Jamal has been a writer for Bleacher Report since 2010 focused strictly on the Rays. He has had his work featured on websites such as Forbes, USA Today, CBS Sports, Houston Chronicle and the LA Times. Jamal is a special correspodent for 620wdae.com covering the Tampa Bay Rays.
The blueprint of the Tampa Bay Rays success is based on excellent pitching and defense. If the 2014 season was compared to a house, today would be the day the cement starts to get poured to create the foundation.
The Rays come into spring training with a very strong foundation.
The starting rotation, led by David Price, will once again be among the best in baseball. Matt Moore and Alex Cobb are coming off of good seasons and Chris Archer should be ready for his first full season in the majors.
The injury to Jeremy Hellickson will open an opportunity for a prospect, most likely Jake Odorizzi, to get an opportunity to start the season at the major league level.

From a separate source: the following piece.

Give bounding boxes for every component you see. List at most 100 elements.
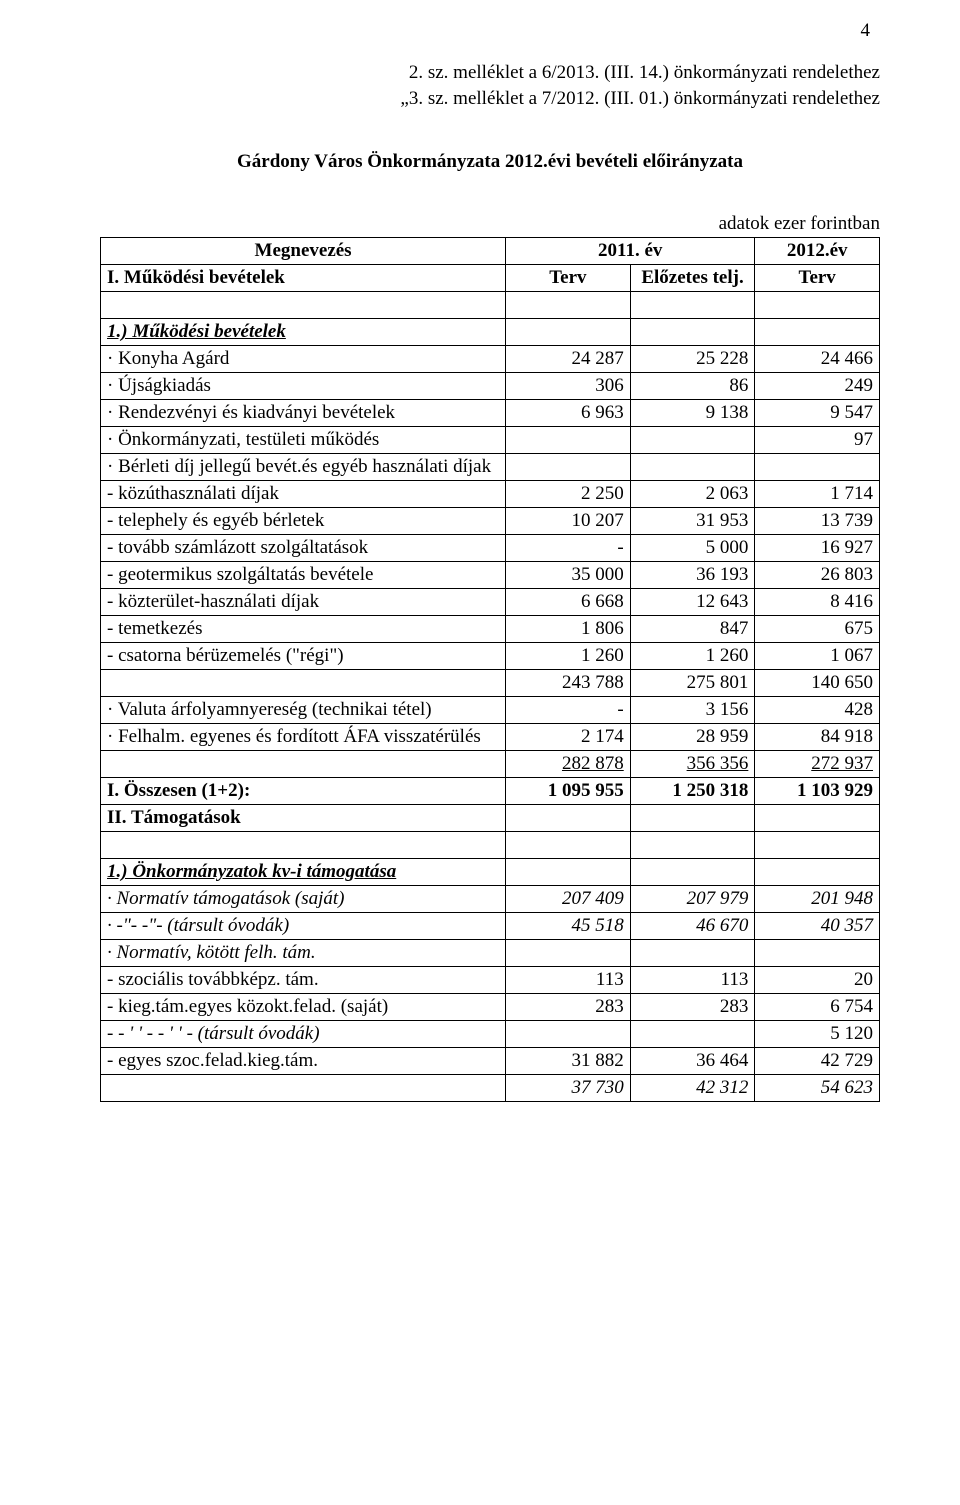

The core of the bullpen remains intact with Jake McGee, Joel Peralta and Cesar Ramos. The addition of Grant Balfour, Heath Bell and Juan Carlos Oviedo far outweigh losses of Fernando Rodney, Alex Torres and Jamey Wright this offseason.
This year’s bullpen has the opportunity to be one of the greatest in franchise history.
It is hard not to have high expectations for a bullpen that includes three pitchers that have saved over 35 games in a season during their career. If the starters can provide seven quality innings, the bullpen should be more than capable of closing the door.
The primary concern with the catchers is depth.
The Rays traded away Jose Lobaton to the Nationals in exchange for pitcher Nathan Karns. The trade makes sense since it provides another pitcher to the shelves for a future spot in the rotation. It also creates a large cause for concern for catcher depth.
In 2013, the Rays had five catchers on the 40-man roster and will start this year with two. Ryan Hanigan, acquired in the offseason from the Cincinnati Reds, had two stints on the DL last year for an oblique injury and a sprained left wrist (glove hand).
Jose Molina, will turn 39 years old this season. Last season he played in 99 games despite missing a few games with hamstring, quadriceps and knee injuries.
Injury concerns aside, the combination of Hanigan and Molina provides the Rays with a quality defensive catching duo. Hanigan led the National League in caught-stealing percentage in 2013 (45.5) and 2012 (48.5). The Rays allowed 119 stolen bases in 2013, the most in franchise history.
Today, the foundation is being poured for what could be an exciting year for the 2014 Tampa Bay Rays. A season with high hopes and high expectations as the Rays look to make anouther run towards October baseball.